Nuit Blanche: Streaming algorithms for identification of pathogens and antibiotic resistance potential from real-time MinION (TM) sequencing

Wednesday, July 27, 2016

Streaming algorithms for identification of pathogens and antibiotic resistance potential from real-time MinION (TM) sequencing

About four years ago, I tried to predict the future for August 25, 2030. In order to do this, I first mentioned The Steamrollers i.e. technologies that were exponential in nature. Nanopore sequencing was one of them. In the second installment, I mentioned different algorithms that could help in making sense of the data generated by these steamrollers (Predicting the Future: Randomness and Parsimony). Streaming was one of them. It is really no surprise, if like in hyperspectral imaging or nanopore sequencing you are producing a lot of data, your interest switch from the modeling aspect of things to how can it be helpful now and how fast. How does it change science ? well you just need to read the following article:

The main contribution of this article is to demonstrate that despite the higher error rate, it is possible to return clinical actionable information, including species and strain identification from as few as 500 reads. We achieved this by developing novel approaches that are less sensitive to base-calling errors and which use whatever subset of genome-wide information is observed up to a point in time, rather than a panel of pre-defined markers or genes. For example, the strain typing presence/absence approach relies only on being able to identify homology to genes and also allows for a level of incorrect gene annotation.
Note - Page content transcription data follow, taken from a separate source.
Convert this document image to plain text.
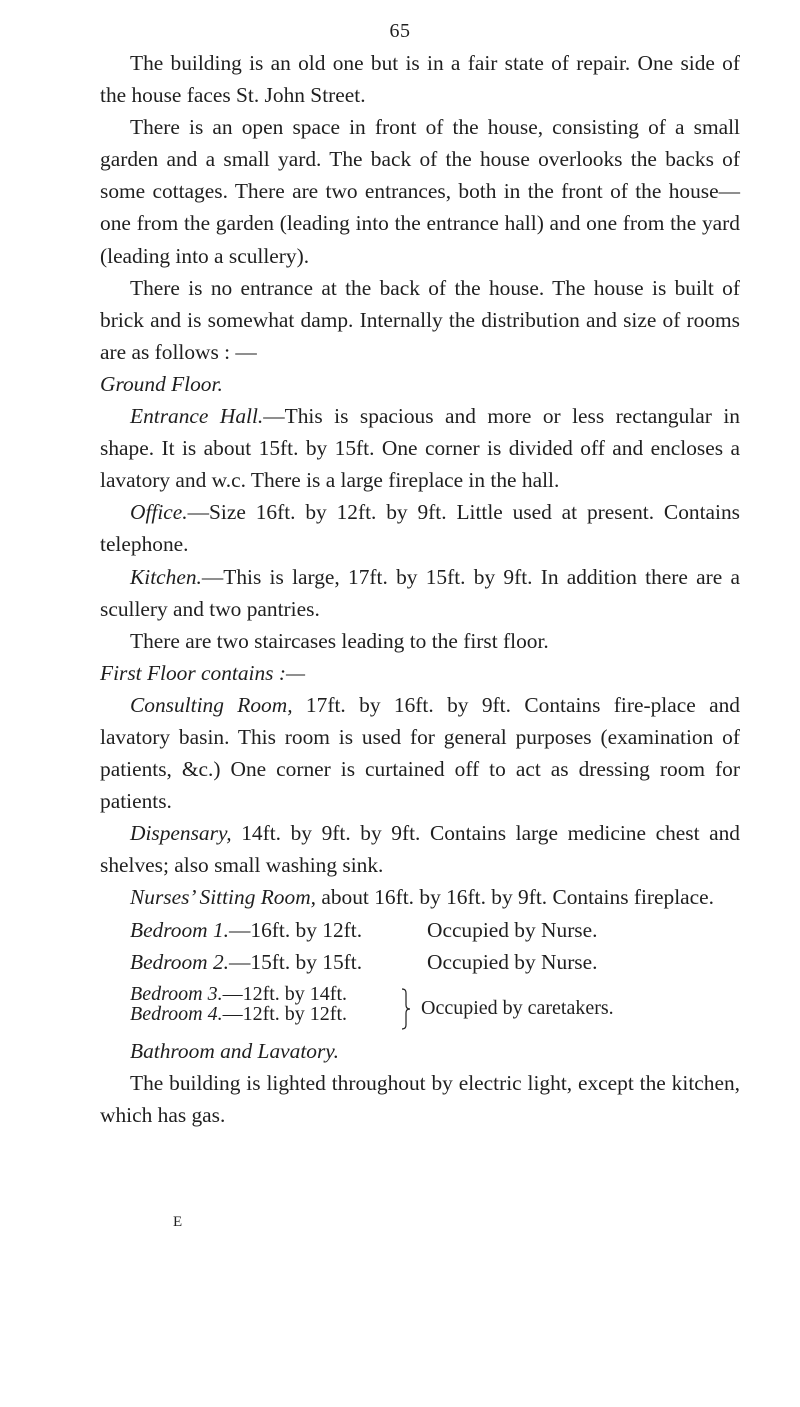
65

The building is an old one but is in a fair state of repair. One side of the house faces St. John Street.

There is an open space in front of the house, consisting of a small garden and a small yard. The back of the house overlooks the backs of some cottages. There are two entrances, both in the front of the house—one from the garden (leading into the entrance hall) and one from the yard (leading into a scullery).

There is no entrance at the back of the house. The house is built of brick and is somewhat damp. Internally the distribution and size of rooms are as follows : —

Ground Floor.

Entrance Hall.—This is spacious and more or less rectangular in shape. It is about 15ft. by 15ft. One corner is divided off and encloses a lavatory and w.c. There is a large fireplace in the hall.

Office.—Size 16ft. by 12ft. by 9ft. Little used at present. Contains telephone.

Kitchen.—This is large, 17ft. by 15ft. by 9ft. In addition there are a scullery and two pantries.

There are two staircases leading to the first floor.

First Floor contains :—

Consulting Room, 17ft. by 16ft. by 9ft. Contains fire-place and lavatory basin. This room is used for general purposes (examination of patients, &c.) One corner is curtained off to act as dressing room for patients.

Dispensary, 14ft. by 9ft. by 9ft. Contains large medicine chest and shelves; also small washing sink.

Nurses’ Sitting Room, about 16ft. by 16ft. by 9ft. Contains fireplace.

Bedroom 1.—16ft. by 12ft.	Occupied by Nurse.
Bedroom 2.—15ft. by 15ft.	Occupied by Nurse.
Bedroom 3.—12ft. by 14ft.
Bedroom 4.—12ft. by 12ft.	Occupied by caretakers.

Bathroom and Lavatory.

The building is lighted throughout by electric light, except the kitchen, which has gas.

E
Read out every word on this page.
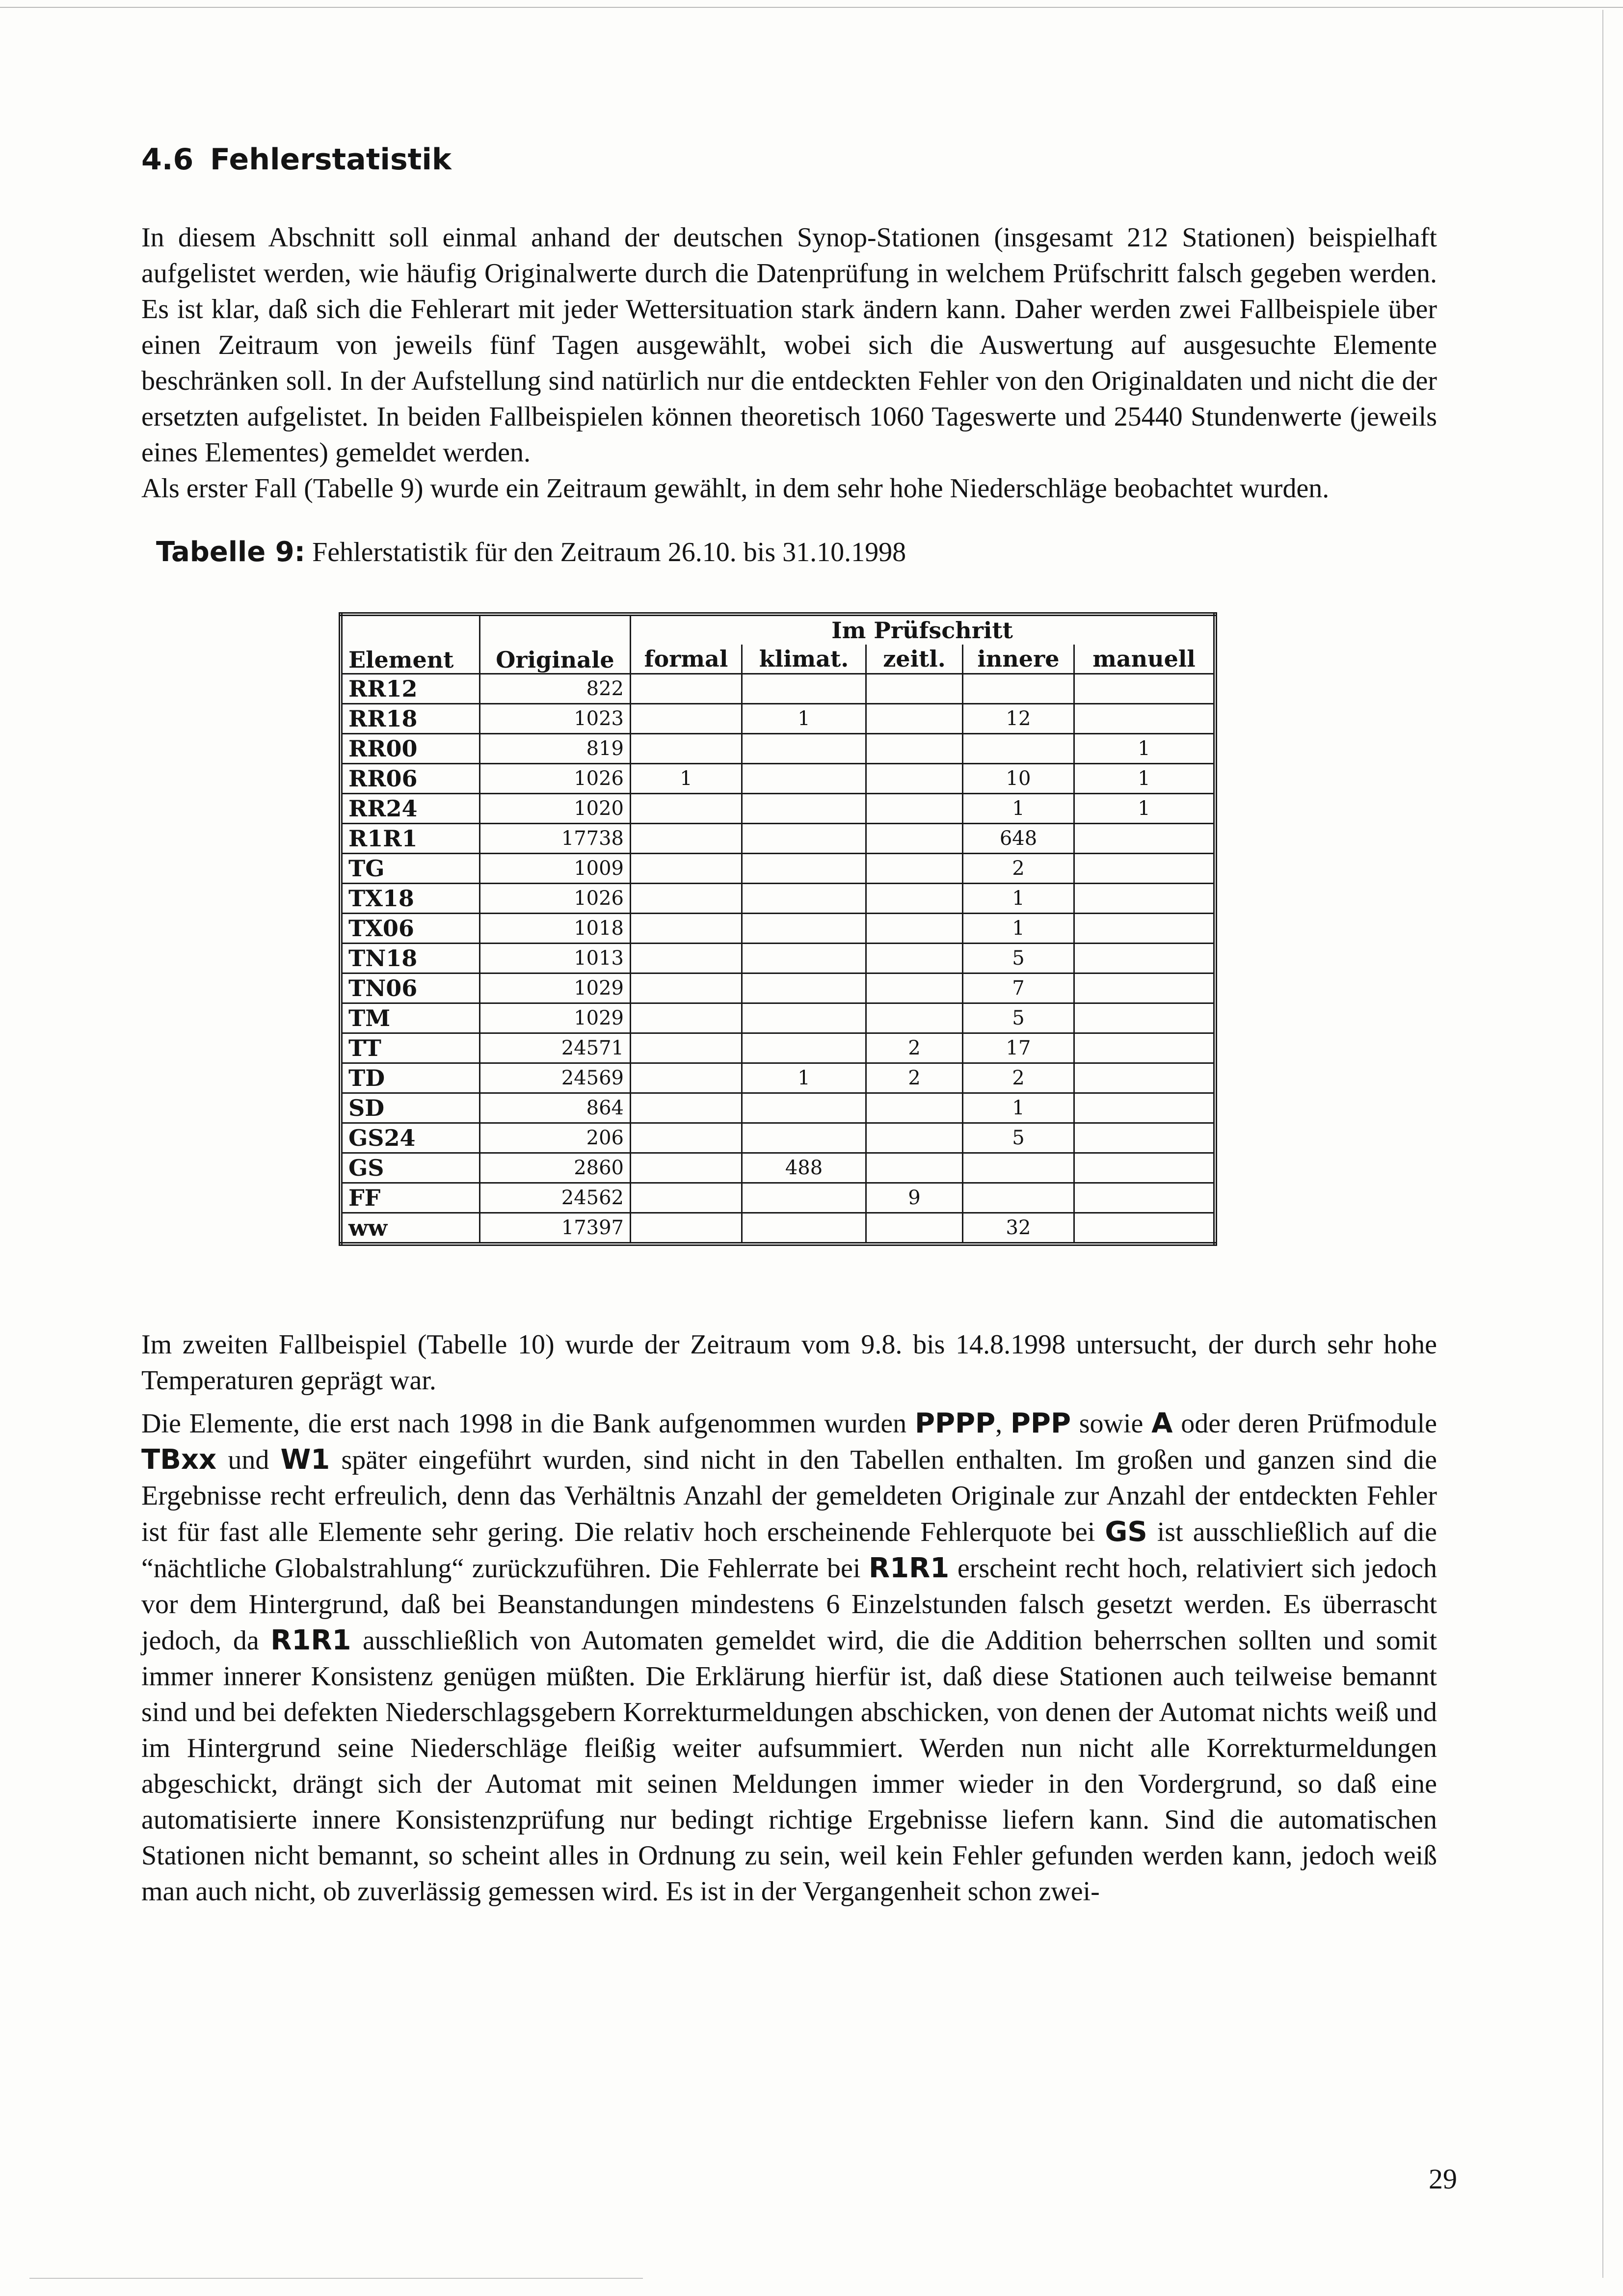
4.6 Fehlerstatistik

In diesem Abschnitt soll einmal anhand der deutschen Synop-Stationen (insgesamt 212 Stationen) beispielhaft aufgelistet werden, wie häufig Originalwerte durch die Datenprüfung in welchem Prüfschritt falsch gegeben werden. Es ist klar, daß sich die Fehlerart mit jeder Wettersituation stark ändern kann. Daher werden zwei Fallbeispiele über einen Zeitraum von jeweils fünf Tagen ausgewählt, wobei sich die Auswertung auf ausgesuchte Elemente beschränken soll. In der Aufstellung sind natürlich nur die entdeckten Fehler von den Originaldaten und nicht die der ersetzten aufgelistet. In beiden Fallbeispielen können theoretisch 1060 Tageswerte und 25440 Stundenwerte (jeweils eines Elementes) gemeldet werden.

Als erster Fall (Tabelle 9) wurde ein Zeitraum gewählt, in dem sehr hohe Niederschläge beobachtet wurden.

Tabelle 9: Fehlerstatistik für den Zeitraum 26.10. bis 31.10.1998
Element	Originale	Im Prüfschritt				
		formal	klimat.	zeitl.	innere	manuell
RR12	822					
RR18	1023		1		12	
RR00	819					1
RR06	1026	1			10	1
RR24	1020				1	1
R1R1	17738				648	
TG	1009				2	
TX18	1026				1	
TX06	1018				1	
TN18	1013				5	
TN06	1029				7	
TM	1029				5	
TT	24571			2	17	
TD	24569		1	2	2	
SD	864				1	
GS24	206				5	
GS	2860		488			
FF	24562			9		
ww	17397				32	

Im zweiten Fallbeispiel (Tabelle 10) wurde der Zeitraum vom 9.8. bis 14.8.1998 untersucht, der durch sehr hohe Temperaturen geprägt war.

Die Elemente, die erst nach 1998 in die Bank aufgenommen wurden PPPP, PPP sowie A oder deren Prüfmodule TBxx und W1 später eingeführt wurden, sind nicht in den Tabellen enthalten. Im großen und ganzen sind die Ergebnisse recht erfreulich, denn das Verhältnis Anzahl der gemeldeten Originale zur Anzahl der entdeckten Fehler ist für fast alle Elemente sehr gering. Die relativ hoch erscheinende Fehlerquote bei GS ist ausschließlich auf die “nächtliche Globalstrahlung“ zurückzuführen. Die Fehlerrate bei R1R1 erscheint recht hoch, relativiert sich jedoch vor dem Hintergrund, daß bei Beanstandungen mindestens 6 Einzelstunden falsch gesetzt werden. Es überrascht jedoch, da R1R1 ausschließlich von Automaten gemeldet wird, die die Addition beherrschen sollten und somit immer innerer Konsistenz genügen müßten. Die Erklärung hierfür ist, daß diese Stationen auch teilweise bemannt sind und bei defekten Niederschlagsgebern Korrekturmeldungen abschicken, von denen der Automat nichts weiß und im Hintergrund seine Niederschläge fleißig weiter aufsummiert. Werden nun nicht alle Korrekturmeldungen abgeschickt, drängt sich der Automat mit seinen Meldungen immer wieder in den Vordergrund, so daß eine automatisierte innere Konsistenzprüfung nur bedingt richtige Ergebnisse liefern kann. Sind die automatischen Stationen nicht bemannt, so scheint alles in Ordnung zu sein, weil kein Fehler gefunden werden kann, jedoch weiß man auch nicht, ob zuverlässig gemessen wird. Es ist in der Vergangenheit schon zwei-

29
Streaming algorithms for identification of pathogens and antibiotic resistance potential from real-time MinIONTMsequencing by Minh Duc Cao, Devika Ganesamoorthy, Alysha G. Elliott, Huihui Zhang, Matthew A. Cooper and Lachlan J.M. Coin

The recently introduced Oxford Nanopore MinION platform generates DNA sequence data in real-time. This has great potential to shorten the sample-to-results time and is likely to have benefits such as rapid diagnosis of bacterial infection and identification of drug resistance. However, there are few tools available for streaming analysis of real-time sequencing data. Here, we present a framework for streaming analysis of MinION real-time sequence data, together with probabilistic streaming algorithms for species typing, strain typing and antibiotic resistance profile identification. Using four culture isolate samples, as well as a mixed-species sample, we demonstrate that bacterial species and strain information can be obtained within 30 min of sequencing and using about 500 reads, initial drug-resistance profiles within two hours, and complete resistance profiles within 10 h. While strain identification with multi-locus sequence typing required more than 15x coverage to generate confident assignments, our novel gene-presence typing could detect the presence of a known strain with 0.5x coverage. We also show that our pipeline can process over 100 times more data than the current throughput of the MinION on a desktop computer.